Critical Security Defect Exploits NTFS Processing Architecture Within 7-Zip

Researchers have unearthed a critical security vulnerability within the ubiquitous 7-Zip data compression utility. Opening a meticulously engineered disk image triggers arbitrary remote code execution rather than a standard decompression failure. Crucially, this memory corruption anomaly resides within the internal parser for NTFS archives. The risk is further compounded because the file extension remains entirely irrelevant to the processing engine. Consequently, a weaponized payload can easily masquerade as an innocuous archive format. Alternatively, the file can completely lack a traditional filename suffix.

Chronological Tracking and Affected Architecture Versions

This flaw has been formally cataloged as CVE-2026-48095. Notably, it commands a severe rating of 8.8 under the CVSS 3.1 framework. The research collective at GitHub Security Lab formally disclosed the vulnerability to developers on April 24, 2026. Remarkably, the maintainer distributed a definitive remedy in version 26.01 on April 27. While engineers explicitly verified the defect in version 26.00, the underlying miscalculation has existed for years. Specifically, it entered the codebase during the initial introduction of NTFS compressed stream interpolation. Therefore, all ancestral software iterations leading up to version 26.00 remain profoundly exposed.

Technical Deconstruction of the Out-of-Bounds Memory Corruption

The architectural failure stems from the internal handler designed to parse NTFS metadata. When processing a maliciously malformed storage image, the engine accepts an excessively large cluster topology. It simultaneously ingests an invalid CompressionUnit scalar value. Subsequently, the allocation engine miscalculates the required input buffer size for the compressed telemetry payload. This state triggers an undefined behavior sequence during a bitwise shift operation on a 32-bit integer boundary. As a direct consequence, 7-Zip allocates a ridiculous, one-byte memory container. The utility then immediately attempts to write up to 256 megabytes of attacker-controlled data streams into that tiny space.

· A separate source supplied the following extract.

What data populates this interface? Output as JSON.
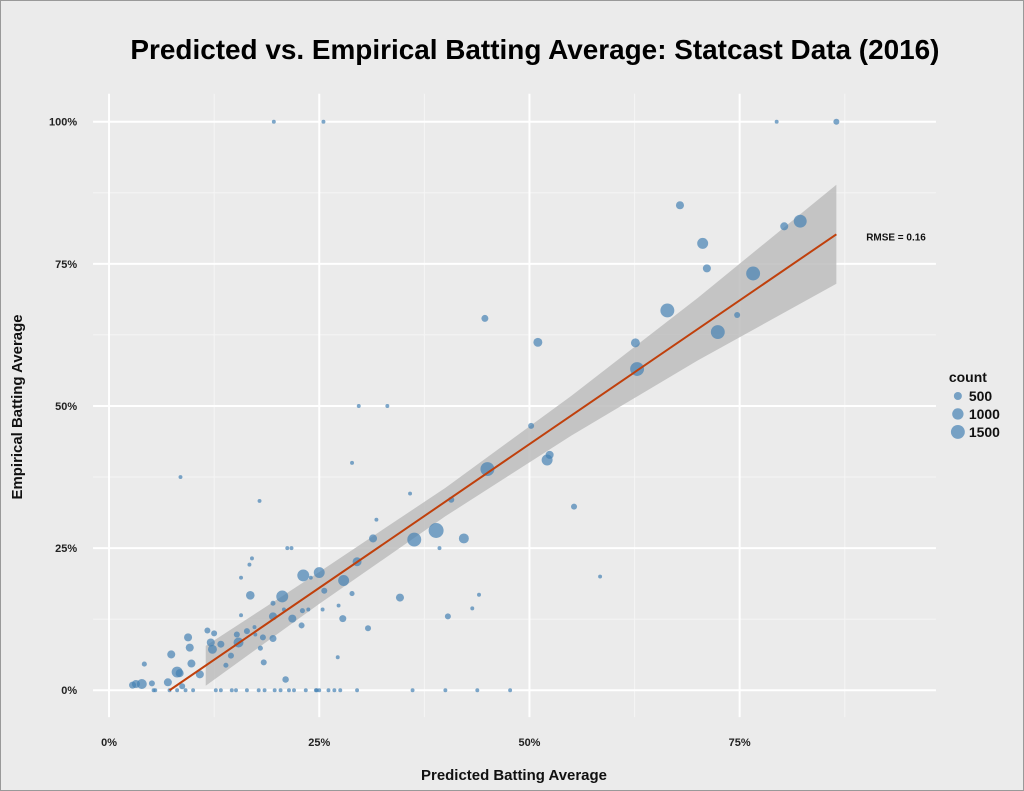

Subverting the Execution Flow Via Heap Corruption

Security analysts note that this severe heap-based out-of-bounds write directly corrupts the underlying stream object structure. This compromise enables an adversary to hijack the virtual method table pointer. In a live production environment, this precise interception sequence paves a seamless path toward arbitrary code execution. Alternatively, it can immediately force a cataclysmic application crash. To execute this exploit successfully, a target user merely needs to open, validate, or initiate file extraction from the weaponized NTFS volume.

Architectural Variances and Multi-Platform Impact Analysis

This operational hazard manifests across both 32-bit and 64-bit architectural compilations. On 32-bit operating environments, memory exhaustion occurs almost invariably due to the naturally constrained memory footprint. Conversely, on 64-bit frameworks, successful exploitation relies upon the platform’s capacity to allocate an expansive secondary output buffer. This scenario is entirely realistic on modern devices commanding 16 gigabytes of random-access memory or more. Should the local system lack sufficient volatile memory, the failure state gracefully degrades into a standard denial-of-service condition.

Fallback Signature Validation Risks

An independent risk vector arises from 7-Zip’s native format determination heuristics. The core NTFS parser is explicitly bound to the .ntfs and .img file extensions. However, the software concurrently employs automated cryptographic magic-number and signature validations. If the primary extension-based filter rejects an incoming asset, the utility systematically falls back to inspect alternative layouts. It will autonomously identify the NTFS schema by parsing the signature header at the genesis of the image binary. Consequently, a malicious payload will effortlessly transition into the compromised handler, even when disguised under .7z, .zip, or .rar nomenclatures.

Remediation Imperatives and Protective Action Playbooks

Security researcher Yaroslav Lobachevsky successfully isolated this structural anomaly. Notably, he operates under the digital pseudonym @JarLob within the GitHub Security Lab. To safeguard organizational perimeters, all 7-Zip practitioners must migrate their infrastructure to version 26.01 or later builds. Furthermore, enterprise administrators should strictly prohibit the ingestion of un-vetted disk storage images. Peers must completely avoid archive components originating from unauthenticated digital sources.